= Primitive recursive function
{wiki}
= Primitive recursive
{synonym}
In intuitive terms it consists of all integer functions, possibly with multiple input arguments, that can be written only with a sequence of:
* variable assignments
* addition and subtraction
* integer comparisons and if/else
* <for loops>
``
for (i = 0; i < n; i++)
``
and such that `n` does not change inside the loop body, i.e. no <while loops> with arbitrary conditions.
`n` does not have to be a constant, it may come from previous calculations. But it must not change inside the loop body.

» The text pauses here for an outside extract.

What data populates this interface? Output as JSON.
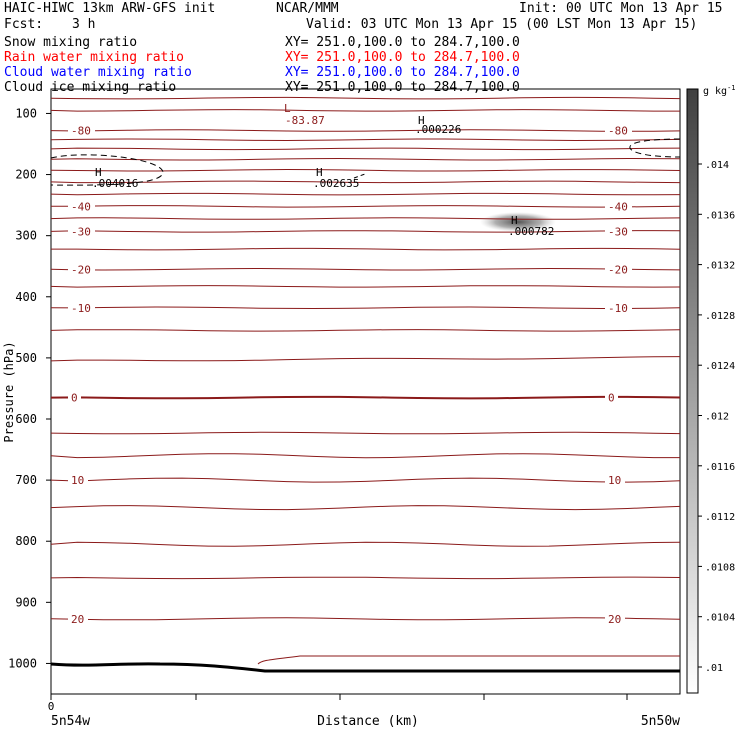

<Primitive recursive functions> basically include every integer function that comes up in practice. Primitive recursive functions can have huge complexity, and it strictly contains <EXPTIME>. As such, they mostly only come up in <foundation of mathematics> contexts.
The cool thing about <primitive recursive functions> is that the number of iterations is always bound, so we are certain that they terminate and are therefore <computable>.
This also means that there are necessarily functions which are not <primitive recursive>, as we know that there must exist <uncomputable> functions, e.g. the <busy beaver function>.
Adding unbounded <while loops> of course enables us to simulate arbitrary <Turing machines>, and therefore increases the <complexity class>.
More finely, there are <non-primitive total recursive functions>, e.g. most famously the <Ackermann function>.